On Saturday, since Harlie seemed to be feeling better, we took the kids to Brown's Island for a Big Brothers/Big Sisters event.  They had a bounce thing there and the boys loved it.  Harlie actually wanted to get in so Tom went with her.  She ended up crawling into a tunnel and just sat there the rest of the time.  It is very clear that she listens to her body and doesn't push herself to play when she's not feeling up to it.  And even though I KNOW that she is doing great - all things considered - and I am so proud of her - I couldn't help but be a little sad to see other kids be able to jump right in and play.

Well that's it for tonight.  Thanks for reading!

Monday, August 2, 2010

New found skill!

I can't write as much as I want to right now, but I just had to post this.  The other day Brandy (Harlie's nurse) told me that Harlie did a 24-piece puzzle - all by herself.  I hate to admit that I really didn't fully believe her.  I mean, with NO assistance?  C'mon!  

So, a day or so went by and I put that same 24-piece puzzle in front of her and left the room for a minute.  When I came back, she had already put together a lot of the pieces.  So, I sat there and watched her.  And she did it.  All. By. Herself.  

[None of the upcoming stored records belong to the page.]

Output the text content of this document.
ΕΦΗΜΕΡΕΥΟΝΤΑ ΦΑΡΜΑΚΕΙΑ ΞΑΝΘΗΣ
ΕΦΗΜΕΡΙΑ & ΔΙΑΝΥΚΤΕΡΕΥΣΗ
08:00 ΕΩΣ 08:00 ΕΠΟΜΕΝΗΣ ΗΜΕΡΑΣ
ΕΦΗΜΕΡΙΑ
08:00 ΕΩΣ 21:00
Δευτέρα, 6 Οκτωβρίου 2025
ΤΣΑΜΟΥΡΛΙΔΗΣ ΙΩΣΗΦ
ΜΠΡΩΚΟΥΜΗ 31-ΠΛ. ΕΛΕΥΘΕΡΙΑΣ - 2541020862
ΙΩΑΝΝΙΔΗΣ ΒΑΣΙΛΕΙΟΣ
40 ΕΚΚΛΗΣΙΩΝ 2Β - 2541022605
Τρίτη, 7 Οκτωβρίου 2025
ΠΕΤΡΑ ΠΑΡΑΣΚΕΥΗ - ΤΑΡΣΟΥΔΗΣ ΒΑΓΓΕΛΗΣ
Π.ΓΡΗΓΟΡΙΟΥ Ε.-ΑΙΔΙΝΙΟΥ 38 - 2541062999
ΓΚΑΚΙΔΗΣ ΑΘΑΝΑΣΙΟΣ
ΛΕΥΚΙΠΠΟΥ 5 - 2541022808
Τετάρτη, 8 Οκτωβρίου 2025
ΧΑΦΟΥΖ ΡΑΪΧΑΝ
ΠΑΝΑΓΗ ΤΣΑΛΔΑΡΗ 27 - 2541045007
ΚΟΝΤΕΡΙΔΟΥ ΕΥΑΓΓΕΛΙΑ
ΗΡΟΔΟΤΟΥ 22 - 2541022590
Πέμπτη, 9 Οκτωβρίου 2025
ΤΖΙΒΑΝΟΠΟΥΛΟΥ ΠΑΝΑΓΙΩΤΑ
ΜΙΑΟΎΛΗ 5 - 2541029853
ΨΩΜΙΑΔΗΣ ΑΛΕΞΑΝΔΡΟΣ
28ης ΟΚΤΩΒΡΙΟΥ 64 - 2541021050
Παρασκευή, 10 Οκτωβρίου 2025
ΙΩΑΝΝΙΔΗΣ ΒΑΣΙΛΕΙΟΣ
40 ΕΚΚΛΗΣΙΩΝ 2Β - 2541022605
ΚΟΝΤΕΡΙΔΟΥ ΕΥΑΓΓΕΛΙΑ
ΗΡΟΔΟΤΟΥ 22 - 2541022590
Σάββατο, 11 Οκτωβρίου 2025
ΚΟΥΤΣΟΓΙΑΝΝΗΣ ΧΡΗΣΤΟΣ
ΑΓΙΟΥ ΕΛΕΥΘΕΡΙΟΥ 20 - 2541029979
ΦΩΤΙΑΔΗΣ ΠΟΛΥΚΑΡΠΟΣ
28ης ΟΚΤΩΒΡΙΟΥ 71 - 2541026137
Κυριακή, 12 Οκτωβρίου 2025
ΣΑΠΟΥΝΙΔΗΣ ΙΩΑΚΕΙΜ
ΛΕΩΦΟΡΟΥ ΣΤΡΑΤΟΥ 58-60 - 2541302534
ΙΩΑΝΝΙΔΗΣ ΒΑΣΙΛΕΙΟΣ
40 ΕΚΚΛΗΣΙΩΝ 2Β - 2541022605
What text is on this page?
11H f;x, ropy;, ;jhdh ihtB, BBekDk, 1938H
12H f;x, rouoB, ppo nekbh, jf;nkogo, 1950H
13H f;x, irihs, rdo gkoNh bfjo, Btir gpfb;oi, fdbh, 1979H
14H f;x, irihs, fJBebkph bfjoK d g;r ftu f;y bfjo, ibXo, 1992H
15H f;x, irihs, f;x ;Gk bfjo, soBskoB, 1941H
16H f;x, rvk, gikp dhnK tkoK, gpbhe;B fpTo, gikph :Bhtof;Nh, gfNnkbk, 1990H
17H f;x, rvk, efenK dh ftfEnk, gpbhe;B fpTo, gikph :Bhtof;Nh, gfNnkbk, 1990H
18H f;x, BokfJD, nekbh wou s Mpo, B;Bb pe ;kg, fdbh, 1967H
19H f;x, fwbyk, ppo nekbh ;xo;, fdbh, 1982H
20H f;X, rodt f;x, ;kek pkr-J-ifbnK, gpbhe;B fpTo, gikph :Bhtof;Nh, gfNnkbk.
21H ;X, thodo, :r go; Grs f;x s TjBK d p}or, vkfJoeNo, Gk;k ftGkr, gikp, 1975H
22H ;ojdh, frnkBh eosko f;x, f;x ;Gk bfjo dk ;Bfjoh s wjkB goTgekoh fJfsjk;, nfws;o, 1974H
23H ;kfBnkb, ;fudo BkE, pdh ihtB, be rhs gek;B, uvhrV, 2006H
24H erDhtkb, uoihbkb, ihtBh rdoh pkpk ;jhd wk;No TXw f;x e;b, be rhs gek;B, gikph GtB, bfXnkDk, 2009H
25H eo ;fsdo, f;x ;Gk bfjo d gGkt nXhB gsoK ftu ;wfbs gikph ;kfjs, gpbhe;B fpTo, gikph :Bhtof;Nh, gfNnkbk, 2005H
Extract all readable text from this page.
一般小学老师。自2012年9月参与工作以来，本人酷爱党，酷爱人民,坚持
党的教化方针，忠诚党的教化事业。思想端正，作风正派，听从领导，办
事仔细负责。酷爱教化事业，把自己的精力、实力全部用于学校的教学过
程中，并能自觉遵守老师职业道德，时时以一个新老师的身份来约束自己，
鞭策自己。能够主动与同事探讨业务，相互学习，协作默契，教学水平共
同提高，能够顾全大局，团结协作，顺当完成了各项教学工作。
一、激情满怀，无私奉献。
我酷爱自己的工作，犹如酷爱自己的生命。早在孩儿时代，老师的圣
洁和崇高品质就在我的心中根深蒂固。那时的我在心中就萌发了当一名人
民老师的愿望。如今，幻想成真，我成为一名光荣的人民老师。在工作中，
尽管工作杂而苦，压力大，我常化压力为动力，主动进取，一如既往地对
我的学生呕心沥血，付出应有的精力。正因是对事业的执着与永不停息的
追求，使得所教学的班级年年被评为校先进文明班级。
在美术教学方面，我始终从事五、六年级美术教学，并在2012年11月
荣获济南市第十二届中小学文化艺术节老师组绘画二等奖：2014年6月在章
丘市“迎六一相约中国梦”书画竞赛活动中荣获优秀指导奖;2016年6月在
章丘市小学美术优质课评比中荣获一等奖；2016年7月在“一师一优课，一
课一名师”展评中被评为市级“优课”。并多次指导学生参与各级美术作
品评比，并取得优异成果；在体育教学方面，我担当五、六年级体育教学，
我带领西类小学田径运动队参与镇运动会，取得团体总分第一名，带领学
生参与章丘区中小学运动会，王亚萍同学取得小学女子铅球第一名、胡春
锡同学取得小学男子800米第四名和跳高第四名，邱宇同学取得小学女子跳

So, of course, I had to pull out another one to show her Nana, a professional puzzle-put-togetherer.  I knew she would appreciate this new found skill!

Even while being suctioned, she remained focused on the task at hand!

Now, I get that this might not be totally amazing to the average person.  But, for some reason, I am so impressed!!!  

So, tonight, just for kicks, I put a 60-piece puzzle on the table.  And with MINIMAL assistance - meaning that we did NOT put one piece in - she completed it!!! 

At about this point, the boys headed outside to play and shockingly enough, she wanted to go, too.  So, she took a little break from the puzzle.  She wanted to get in the kiddie pool, so she made me take off her shirt.  But, I don't know if she's ready for the kiddie pool yet, so I didn't let her in.  

She came right back in and finished the puzzle.  

I am just so, so impressed.  We watched her put this one together, which did take a little time.  But, she never got frustrated and she just kept on, one piece at a time.  

She is still not herself.  And has not forgiven me yet.  In fact, when I sign "I love you" at night, she refuses to look at me.  Can you feel the love?  Because I can't.  

Each day I wonder if today will be the day.  Maybe tomorrow.